If we uphold a property complaint – which means we agree with the person who made the complaint – we can make recommendations to the prison to set things right. Most importantly for the person who complained, we often ask the prison to pay compensation so that they can buy replacements.  If the property in question is of personal or sentimental rather than monetary value, we can recommend that staff apologise to the complainant. If our investigation identifies more widespread problems, we might recommend that the prison governor checks staff are complying with the HMPPS policy, or that they introduce new processes to ensure property doesn’t get lost or damaged.


image of a complaints box

Staff behaviour

A small, but important, number of our complaint investigations are about staff behaviour. Sometimes these complaints are about the quality of day to day relationships, but some relate to use of force incidents.

These complaints can be among the most difficult to investigate because it is often one person’s word against another and so we rely heavily on CCTV or body worn video camera footage of the incident. We have been working closely with HMPPS to make sure that staff understand the importance of turning on their body worn video cameras at the beginning of an incident, and making sure that the footage is kept safe in case we, or the police, need to investigate.

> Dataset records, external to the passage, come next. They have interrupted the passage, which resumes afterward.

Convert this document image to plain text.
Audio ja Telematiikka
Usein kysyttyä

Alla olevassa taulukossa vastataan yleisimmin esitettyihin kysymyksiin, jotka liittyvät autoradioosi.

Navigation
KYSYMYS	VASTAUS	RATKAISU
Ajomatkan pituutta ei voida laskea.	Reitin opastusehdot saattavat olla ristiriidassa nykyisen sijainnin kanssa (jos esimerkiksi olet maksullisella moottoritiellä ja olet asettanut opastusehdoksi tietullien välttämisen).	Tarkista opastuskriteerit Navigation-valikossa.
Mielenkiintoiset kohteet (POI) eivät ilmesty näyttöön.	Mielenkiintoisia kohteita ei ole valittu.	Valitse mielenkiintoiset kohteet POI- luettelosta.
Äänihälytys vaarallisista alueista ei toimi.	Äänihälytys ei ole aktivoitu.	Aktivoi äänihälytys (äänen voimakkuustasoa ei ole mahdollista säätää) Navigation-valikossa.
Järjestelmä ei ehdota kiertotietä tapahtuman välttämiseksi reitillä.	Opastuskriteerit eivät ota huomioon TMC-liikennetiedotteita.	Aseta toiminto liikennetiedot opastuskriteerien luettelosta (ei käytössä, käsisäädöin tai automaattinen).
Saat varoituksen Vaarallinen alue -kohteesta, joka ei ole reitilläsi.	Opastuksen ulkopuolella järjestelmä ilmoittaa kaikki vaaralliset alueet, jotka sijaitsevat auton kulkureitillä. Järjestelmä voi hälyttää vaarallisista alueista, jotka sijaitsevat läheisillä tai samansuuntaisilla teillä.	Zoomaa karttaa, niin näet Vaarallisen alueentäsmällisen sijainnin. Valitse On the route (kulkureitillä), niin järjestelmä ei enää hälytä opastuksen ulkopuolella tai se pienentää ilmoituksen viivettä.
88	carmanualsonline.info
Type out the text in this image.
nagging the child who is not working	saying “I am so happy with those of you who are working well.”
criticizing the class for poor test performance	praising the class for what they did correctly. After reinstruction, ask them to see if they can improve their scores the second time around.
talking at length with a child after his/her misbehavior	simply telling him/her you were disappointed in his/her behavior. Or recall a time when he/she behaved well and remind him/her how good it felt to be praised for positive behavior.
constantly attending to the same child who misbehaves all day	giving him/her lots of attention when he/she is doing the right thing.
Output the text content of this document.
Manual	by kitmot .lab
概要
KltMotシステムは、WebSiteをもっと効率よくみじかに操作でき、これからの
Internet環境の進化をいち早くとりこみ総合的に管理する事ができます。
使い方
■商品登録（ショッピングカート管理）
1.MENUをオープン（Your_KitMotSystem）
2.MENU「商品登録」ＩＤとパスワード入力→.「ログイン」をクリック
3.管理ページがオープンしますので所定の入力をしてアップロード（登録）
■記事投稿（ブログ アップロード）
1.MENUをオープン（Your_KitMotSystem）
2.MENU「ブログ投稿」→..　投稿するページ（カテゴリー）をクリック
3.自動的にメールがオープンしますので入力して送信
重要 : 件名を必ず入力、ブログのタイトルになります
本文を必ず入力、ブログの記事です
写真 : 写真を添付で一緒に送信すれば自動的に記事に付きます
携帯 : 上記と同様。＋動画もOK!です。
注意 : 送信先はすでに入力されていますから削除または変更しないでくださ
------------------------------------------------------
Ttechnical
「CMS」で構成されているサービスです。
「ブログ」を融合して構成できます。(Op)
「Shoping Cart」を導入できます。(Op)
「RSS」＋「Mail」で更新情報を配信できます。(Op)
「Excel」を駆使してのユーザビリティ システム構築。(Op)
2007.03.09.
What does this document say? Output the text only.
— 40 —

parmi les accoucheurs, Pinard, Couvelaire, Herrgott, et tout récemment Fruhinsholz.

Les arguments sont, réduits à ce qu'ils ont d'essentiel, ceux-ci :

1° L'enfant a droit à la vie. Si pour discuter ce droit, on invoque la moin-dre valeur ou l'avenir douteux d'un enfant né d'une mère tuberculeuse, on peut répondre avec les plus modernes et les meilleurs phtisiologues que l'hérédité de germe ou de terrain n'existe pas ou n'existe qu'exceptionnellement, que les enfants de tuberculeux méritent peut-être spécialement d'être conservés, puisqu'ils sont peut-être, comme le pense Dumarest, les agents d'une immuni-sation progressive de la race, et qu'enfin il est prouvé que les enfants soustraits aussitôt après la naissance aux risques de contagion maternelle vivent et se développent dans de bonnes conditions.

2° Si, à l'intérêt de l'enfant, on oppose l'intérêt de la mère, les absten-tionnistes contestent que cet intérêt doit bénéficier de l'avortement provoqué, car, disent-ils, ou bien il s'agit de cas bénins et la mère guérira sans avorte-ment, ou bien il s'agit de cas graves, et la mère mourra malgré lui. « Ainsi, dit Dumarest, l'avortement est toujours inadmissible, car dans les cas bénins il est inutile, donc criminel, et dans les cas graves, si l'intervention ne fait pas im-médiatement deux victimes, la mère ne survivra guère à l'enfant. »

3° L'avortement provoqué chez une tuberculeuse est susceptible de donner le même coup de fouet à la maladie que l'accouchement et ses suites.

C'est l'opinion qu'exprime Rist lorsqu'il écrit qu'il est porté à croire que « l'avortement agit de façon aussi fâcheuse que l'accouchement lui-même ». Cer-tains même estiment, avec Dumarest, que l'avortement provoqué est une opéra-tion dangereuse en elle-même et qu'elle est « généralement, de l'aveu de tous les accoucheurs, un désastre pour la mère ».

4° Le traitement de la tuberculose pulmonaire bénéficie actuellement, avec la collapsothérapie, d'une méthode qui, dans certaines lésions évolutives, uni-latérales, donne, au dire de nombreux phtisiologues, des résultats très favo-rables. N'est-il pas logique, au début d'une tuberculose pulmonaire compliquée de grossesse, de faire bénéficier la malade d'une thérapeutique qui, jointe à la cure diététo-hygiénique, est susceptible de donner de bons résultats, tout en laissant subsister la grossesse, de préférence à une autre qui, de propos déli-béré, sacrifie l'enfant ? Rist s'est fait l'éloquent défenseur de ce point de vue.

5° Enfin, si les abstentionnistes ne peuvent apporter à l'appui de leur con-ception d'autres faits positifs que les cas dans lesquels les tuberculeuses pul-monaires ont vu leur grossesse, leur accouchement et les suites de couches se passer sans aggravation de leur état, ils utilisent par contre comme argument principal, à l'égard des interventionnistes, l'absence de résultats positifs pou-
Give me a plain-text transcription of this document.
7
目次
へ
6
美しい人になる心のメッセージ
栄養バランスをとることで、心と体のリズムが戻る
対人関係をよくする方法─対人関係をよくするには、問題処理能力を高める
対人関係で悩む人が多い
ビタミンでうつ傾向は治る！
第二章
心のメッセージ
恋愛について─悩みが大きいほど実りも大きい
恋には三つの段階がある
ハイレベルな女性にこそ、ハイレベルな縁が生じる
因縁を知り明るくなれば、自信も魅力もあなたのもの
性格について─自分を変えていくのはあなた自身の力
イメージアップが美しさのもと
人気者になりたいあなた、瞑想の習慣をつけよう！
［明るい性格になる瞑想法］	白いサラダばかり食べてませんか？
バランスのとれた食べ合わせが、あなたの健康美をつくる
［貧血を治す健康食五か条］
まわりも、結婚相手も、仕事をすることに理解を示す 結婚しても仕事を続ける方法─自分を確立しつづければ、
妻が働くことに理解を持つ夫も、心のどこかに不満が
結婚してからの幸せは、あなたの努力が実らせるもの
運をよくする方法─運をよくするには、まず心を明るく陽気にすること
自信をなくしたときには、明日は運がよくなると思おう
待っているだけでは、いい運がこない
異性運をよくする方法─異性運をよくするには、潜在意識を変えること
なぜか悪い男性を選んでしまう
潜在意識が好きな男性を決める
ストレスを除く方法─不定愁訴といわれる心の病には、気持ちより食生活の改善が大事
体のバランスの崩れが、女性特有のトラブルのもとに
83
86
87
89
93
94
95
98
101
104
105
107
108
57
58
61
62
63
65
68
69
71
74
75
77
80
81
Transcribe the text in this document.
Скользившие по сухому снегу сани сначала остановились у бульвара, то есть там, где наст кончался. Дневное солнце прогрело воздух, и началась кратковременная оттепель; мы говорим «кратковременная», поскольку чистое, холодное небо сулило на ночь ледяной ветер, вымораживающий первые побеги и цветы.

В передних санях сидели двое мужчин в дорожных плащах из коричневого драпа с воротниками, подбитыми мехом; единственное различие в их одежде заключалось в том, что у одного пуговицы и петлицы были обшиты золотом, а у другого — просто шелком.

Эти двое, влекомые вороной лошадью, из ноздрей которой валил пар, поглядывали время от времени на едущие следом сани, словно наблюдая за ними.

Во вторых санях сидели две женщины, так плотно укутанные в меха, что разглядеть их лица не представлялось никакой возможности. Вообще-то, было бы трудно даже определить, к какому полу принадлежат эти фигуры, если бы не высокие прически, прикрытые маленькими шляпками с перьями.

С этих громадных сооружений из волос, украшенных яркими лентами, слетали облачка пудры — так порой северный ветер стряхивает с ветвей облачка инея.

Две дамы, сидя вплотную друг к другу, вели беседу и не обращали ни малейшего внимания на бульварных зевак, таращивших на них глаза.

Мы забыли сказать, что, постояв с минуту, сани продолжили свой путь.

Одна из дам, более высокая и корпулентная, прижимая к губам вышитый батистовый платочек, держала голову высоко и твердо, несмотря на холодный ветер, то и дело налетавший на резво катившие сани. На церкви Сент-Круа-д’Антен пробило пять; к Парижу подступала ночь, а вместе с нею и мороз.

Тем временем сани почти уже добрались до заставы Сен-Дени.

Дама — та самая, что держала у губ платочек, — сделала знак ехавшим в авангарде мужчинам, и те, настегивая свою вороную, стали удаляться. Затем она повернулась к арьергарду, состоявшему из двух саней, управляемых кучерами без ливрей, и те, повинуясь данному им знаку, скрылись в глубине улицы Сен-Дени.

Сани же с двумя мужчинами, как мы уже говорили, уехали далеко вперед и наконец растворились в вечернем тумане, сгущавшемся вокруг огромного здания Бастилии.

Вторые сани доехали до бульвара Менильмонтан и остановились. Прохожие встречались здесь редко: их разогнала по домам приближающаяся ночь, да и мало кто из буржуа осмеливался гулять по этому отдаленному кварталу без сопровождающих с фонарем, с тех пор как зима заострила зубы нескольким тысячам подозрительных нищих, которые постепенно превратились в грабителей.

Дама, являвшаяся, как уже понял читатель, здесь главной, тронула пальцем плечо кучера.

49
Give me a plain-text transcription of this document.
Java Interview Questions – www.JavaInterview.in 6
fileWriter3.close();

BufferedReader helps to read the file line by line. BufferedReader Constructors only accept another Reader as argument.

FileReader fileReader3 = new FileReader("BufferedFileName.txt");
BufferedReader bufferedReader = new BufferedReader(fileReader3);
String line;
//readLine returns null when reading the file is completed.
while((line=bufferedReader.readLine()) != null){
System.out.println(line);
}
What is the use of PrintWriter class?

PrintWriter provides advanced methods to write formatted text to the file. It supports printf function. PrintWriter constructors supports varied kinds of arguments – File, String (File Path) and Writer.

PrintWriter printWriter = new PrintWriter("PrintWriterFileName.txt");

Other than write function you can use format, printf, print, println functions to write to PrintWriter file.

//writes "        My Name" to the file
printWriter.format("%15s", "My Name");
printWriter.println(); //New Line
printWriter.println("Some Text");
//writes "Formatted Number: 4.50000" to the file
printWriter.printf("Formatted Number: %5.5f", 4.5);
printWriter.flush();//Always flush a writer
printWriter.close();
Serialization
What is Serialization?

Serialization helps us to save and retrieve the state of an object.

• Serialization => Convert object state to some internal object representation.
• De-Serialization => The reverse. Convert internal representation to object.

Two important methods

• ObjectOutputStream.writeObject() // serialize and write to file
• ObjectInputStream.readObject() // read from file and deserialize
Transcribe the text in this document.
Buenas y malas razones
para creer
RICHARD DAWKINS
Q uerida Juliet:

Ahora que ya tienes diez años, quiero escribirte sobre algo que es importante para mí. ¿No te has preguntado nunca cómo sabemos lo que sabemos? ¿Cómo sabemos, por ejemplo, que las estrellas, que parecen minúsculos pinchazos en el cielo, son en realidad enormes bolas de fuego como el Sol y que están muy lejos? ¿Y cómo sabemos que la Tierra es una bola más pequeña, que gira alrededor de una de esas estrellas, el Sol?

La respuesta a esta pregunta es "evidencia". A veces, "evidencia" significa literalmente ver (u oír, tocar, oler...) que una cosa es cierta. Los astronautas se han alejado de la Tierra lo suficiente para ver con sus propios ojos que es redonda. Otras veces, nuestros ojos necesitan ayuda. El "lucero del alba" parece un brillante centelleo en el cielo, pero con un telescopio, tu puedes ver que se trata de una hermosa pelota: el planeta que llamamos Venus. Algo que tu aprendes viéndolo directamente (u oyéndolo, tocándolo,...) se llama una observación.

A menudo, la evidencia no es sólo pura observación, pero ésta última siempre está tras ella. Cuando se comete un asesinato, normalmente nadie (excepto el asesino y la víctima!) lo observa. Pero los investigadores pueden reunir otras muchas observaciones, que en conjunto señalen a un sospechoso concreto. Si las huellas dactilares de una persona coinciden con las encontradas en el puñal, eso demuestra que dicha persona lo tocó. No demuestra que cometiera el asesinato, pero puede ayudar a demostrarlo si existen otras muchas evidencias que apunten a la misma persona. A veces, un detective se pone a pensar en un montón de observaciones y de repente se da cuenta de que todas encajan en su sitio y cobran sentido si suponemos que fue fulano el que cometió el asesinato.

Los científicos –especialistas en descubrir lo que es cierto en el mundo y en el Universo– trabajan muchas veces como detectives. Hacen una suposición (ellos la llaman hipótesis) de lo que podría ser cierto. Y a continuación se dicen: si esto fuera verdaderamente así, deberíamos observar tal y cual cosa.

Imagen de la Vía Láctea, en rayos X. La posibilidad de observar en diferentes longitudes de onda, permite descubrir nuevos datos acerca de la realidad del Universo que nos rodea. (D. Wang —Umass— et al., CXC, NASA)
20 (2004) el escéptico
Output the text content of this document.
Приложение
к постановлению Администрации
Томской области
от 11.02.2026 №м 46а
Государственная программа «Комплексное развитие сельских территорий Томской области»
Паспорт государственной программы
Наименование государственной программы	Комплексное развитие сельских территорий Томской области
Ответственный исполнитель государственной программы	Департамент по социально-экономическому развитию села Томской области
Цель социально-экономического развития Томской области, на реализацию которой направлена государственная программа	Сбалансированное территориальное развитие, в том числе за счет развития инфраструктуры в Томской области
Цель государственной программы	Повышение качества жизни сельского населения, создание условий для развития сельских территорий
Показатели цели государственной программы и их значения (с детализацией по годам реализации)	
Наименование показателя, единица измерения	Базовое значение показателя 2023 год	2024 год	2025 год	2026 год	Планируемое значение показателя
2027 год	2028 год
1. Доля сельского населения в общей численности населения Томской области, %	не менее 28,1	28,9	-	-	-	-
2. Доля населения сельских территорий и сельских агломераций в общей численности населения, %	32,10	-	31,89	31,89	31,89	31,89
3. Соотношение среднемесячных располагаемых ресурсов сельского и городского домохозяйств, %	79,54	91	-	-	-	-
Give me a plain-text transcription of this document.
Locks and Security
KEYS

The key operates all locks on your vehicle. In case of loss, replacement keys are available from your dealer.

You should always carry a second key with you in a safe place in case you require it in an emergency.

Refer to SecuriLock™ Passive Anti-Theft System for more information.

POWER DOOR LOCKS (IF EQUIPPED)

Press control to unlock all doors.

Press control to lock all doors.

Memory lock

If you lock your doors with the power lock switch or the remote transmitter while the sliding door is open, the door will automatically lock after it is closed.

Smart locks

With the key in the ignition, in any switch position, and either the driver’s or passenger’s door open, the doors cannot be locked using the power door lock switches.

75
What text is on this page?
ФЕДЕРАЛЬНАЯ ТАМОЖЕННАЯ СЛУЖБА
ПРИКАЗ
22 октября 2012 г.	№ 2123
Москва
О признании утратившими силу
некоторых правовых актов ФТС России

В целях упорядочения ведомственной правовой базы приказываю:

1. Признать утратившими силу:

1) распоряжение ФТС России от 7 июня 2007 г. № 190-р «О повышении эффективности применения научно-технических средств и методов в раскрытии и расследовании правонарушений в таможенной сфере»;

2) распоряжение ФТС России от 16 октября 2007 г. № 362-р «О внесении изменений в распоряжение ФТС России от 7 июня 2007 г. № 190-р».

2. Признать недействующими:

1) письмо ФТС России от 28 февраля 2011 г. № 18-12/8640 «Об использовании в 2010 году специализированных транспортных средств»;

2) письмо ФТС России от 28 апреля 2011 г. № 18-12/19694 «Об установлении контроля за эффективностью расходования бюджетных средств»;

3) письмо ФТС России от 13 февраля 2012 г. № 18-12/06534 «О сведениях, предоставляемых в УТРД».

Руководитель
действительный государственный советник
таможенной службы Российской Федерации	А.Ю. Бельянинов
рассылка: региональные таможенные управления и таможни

As you might expect, there’s a detailed HMPPS policy on use of force (PSO 1600) which sets out when and how staff can use force against a prisoner and what must happen after a use of force incident. Part of our investigation might involve:

  • looking for evidence that staff tried to calm the situation before using force based on the evidence available,
  • considering whether the force used was reasonable and proportionate,
  • looking at whether the prisoner was examined by healthcare staff soon afterwards,
  • looking for evidence that staff completed a witness statement shortly after the incident.

If we find that staff did not comply with the policy, we make recommendations to ensure mistakes aren’t repeated. If we have serious concerns about how staff have behaved, we can recommend that the governor carries out an investigation.

Work and pay

Sometimes we receive complaints from prisoners who think that they were unfairly dismissed from work or weren’t paid properly. To investigate, we look at national policies, but also local policies that the prison has created. This means that policies can differ from prison to prison and we know that can be frustrating for the complainant. However, we will check that local policies comply with national policies. If we find that mistakes have been made, we recommend actions to put things right, for example ensuring the complainant is paid the correct amount, or that the local policy be changed.

We hope this article has given more information about some of the types of complaints we investigate and highlighted how our recommendations can help those in custody and even lead to improvements in the prison.